Professor Wood said the whole biotechnology space was rapidly evolving and needed to be extremely resource savvy.

“It’s an environment of health rationing, health budget constraints, and understanding that every decision we make as a health professional is a resource decision,” she said.

“And so we have to justify the introduction of new technologies in a very rigorous way and appropriately so; not just from a safety perspective, but also from a cost-effective perspective.”

Becoming strategic about management of the healthcare sector would provide opportunities to ensure the health system was sustainable into the future, Professor Wood told the forum.

“I spend a lot of time on the surgical planning side of things,” she said.

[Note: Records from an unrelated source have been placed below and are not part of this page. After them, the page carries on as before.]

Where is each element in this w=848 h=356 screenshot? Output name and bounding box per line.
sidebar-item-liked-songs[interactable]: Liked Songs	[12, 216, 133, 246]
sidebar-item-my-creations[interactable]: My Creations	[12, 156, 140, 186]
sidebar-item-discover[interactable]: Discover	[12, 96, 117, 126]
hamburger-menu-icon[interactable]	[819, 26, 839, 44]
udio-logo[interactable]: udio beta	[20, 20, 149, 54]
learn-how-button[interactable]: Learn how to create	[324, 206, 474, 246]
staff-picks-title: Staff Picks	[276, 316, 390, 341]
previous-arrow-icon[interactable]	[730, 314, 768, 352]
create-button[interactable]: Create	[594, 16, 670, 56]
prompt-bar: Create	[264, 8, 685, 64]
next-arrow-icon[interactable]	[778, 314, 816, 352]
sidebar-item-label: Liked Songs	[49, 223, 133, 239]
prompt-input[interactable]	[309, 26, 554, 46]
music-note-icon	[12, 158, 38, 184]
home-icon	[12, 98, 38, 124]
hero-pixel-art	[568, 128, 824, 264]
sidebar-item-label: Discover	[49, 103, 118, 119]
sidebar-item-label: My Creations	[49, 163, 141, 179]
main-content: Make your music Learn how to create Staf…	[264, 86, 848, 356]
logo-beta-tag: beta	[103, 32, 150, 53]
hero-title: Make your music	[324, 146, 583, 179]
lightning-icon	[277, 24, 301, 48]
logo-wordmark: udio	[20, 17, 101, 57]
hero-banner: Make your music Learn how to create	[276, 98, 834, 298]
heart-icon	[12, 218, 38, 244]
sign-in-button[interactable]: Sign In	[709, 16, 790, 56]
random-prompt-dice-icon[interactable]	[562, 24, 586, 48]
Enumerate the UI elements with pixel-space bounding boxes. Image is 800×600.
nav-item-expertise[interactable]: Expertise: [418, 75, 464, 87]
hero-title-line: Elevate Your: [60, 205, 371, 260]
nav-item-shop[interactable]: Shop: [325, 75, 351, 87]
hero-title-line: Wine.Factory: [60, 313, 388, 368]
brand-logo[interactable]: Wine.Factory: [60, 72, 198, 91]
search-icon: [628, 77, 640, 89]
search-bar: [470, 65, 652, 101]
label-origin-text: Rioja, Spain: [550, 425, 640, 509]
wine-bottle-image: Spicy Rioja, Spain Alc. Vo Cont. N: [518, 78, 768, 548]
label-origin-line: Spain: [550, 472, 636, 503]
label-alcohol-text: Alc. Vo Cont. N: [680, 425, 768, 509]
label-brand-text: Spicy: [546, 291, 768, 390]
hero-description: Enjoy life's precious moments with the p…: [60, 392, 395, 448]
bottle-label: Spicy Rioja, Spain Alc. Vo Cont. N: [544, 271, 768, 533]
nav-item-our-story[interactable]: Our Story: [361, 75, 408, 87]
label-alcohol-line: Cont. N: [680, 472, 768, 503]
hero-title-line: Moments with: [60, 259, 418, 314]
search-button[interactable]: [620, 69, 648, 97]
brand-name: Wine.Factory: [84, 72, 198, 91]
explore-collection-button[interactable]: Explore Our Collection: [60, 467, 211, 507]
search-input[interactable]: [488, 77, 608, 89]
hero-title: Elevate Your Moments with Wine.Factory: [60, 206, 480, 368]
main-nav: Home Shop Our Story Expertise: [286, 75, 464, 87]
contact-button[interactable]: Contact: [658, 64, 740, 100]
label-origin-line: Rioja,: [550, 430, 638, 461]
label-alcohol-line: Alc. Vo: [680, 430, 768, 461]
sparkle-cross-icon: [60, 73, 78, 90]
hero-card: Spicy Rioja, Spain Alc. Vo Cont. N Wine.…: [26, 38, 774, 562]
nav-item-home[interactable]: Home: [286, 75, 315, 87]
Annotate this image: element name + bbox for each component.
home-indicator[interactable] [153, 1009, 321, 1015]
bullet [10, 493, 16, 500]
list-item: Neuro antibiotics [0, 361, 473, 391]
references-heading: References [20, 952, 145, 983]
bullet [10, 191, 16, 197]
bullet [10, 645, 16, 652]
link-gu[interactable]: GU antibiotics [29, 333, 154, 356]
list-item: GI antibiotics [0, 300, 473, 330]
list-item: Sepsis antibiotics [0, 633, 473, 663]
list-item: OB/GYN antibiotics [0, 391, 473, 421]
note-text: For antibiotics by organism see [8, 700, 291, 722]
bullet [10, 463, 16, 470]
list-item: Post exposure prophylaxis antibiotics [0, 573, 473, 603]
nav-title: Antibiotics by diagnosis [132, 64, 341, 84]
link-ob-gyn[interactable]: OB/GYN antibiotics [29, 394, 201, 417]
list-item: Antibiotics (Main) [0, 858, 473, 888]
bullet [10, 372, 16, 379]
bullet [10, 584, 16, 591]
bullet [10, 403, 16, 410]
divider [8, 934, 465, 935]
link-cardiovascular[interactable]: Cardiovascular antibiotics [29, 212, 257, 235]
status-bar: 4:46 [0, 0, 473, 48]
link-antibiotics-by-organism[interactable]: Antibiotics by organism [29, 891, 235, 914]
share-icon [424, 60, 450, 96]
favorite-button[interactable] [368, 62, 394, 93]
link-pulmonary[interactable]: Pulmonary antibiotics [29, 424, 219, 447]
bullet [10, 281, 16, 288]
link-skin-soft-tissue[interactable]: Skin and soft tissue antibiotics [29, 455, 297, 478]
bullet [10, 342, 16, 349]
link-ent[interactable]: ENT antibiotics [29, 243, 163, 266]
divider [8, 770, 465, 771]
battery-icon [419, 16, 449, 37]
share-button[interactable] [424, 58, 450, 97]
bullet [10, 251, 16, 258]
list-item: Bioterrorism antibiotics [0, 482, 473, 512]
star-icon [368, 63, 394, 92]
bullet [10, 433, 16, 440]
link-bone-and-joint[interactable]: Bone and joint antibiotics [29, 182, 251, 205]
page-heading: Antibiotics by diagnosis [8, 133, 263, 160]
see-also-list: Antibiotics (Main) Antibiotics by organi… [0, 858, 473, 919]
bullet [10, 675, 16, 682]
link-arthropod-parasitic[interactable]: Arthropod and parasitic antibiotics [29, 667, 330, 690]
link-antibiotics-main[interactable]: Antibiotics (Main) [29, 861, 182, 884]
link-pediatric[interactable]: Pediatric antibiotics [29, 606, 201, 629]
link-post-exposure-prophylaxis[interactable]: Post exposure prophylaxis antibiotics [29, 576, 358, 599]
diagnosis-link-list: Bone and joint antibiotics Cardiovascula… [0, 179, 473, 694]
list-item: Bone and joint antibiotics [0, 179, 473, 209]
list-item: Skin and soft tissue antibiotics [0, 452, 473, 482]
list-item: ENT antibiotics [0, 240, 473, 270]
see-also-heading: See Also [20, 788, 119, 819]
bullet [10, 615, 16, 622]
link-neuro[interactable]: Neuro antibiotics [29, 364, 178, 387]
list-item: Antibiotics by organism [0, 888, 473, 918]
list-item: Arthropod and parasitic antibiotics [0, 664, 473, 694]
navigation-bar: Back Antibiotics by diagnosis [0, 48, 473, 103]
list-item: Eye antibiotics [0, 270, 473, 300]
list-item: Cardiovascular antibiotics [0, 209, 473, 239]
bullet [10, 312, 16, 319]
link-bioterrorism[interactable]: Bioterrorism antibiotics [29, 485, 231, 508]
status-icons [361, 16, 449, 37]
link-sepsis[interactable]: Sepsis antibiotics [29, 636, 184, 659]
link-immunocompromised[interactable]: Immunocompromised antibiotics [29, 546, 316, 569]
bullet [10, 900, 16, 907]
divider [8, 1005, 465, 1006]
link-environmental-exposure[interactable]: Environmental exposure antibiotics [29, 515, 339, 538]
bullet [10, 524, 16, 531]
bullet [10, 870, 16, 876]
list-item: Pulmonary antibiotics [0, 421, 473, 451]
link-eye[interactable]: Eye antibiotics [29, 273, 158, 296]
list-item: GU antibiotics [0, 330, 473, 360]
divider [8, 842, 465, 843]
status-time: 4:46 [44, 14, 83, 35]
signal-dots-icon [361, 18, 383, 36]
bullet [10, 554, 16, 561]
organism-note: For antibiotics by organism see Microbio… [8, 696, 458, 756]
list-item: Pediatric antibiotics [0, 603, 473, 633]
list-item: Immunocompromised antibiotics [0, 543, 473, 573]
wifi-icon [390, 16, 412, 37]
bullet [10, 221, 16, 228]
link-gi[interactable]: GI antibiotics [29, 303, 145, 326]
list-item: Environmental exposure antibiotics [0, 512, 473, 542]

“One adult male leg will take 12 bandages; if you stand and wait for those 12 bandages to be opened, that takes 1.5 minutes.

"That doesn’t sound a lot, but if you translate that into theatre time you jack up the dollars, the clock is ticking.

“If you get them open before, you save 1.5 minutes; but if you open 18 bandages to save time just to be sure, then you waste six bandages worth of money.” 

She said this approach was effective in changing behaviours and conserving resources.

Professor Wood is also a mother of six and said she was the only woman to be working in plastic surgery in Perth for about a decade.